If Iranian cinema has a home, it’s the automobile. Like Abbas Kiarostami’s Taste of Cherry and Ten, Jafar Panahi’s Tehran Taxi, Rakhshan Bani-Etemad’s Tales, Ali Ahmadzade’s Atomic Heart is a road movie without any particular destination in mind, drifting idly through Tehran’s twilight streets, through conversations about atomic mothers and dormant dictators.
But where those other films are situated in a distinctly Iranian milieu, Atomic Heart feels equally influenced by independent American filmmaking: specifically, Jim Jarmusch and David Lynch. The film’s first forty-ish minutes has a distinctly Jarmuschian hang-out vibe, drifting idly through middle-class malaise and soupy dreaminess. Conversations have that peculiar brand of casual ridiculousess familiar to anyone who’s stayed up too late talking with friends.

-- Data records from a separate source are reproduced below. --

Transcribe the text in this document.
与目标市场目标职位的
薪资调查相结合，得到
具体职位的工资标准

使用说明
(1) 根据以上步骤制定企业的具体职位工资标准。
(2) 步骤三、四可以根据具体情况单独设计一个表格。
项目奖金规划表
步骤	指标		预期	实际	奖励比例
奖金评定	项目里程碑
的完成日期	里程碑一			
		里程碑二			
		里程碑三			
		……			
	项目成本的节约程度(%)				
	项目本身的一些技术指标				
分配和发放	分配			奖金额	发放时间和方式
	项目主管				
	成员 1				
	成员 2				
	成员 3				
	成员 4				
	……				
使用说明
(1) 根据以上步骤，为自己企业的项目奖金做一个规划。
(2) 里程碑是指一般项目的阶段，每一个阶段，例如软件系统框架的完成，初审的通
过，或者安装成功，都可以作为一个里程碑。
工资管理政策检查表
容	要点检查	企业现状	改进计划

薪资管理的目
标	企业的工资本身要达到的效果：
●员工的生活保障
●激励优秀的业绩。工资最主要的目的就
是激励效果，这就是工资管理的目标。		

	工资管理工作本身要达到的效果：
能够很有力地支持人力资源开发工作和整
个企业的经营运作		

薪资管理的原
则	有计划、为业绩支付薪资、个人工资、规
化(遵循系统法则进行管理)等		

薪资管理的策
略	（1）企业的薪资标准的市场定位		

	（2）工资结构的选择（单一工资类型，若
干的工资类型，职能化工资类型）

Around the midpoint, a car accident – and the arrival of a mysterious, well-dressed stranger (Mohammad Reza Golzar) – sends protagonists (Taraneh Alidoosti and Pegah Ahangarani) deeper into the dream-world, entering a dense, nightmarish smog.
I kind of wish that Ahmadzade has embraced this sort of narrative distortion further – it never fully embraces the surreal aesthetic it flirts with – but I suspect I’m missing a hefty chunk of the subtext. I’m still making my mind up, but Atomic Heart is definitely worth seeing for yourself.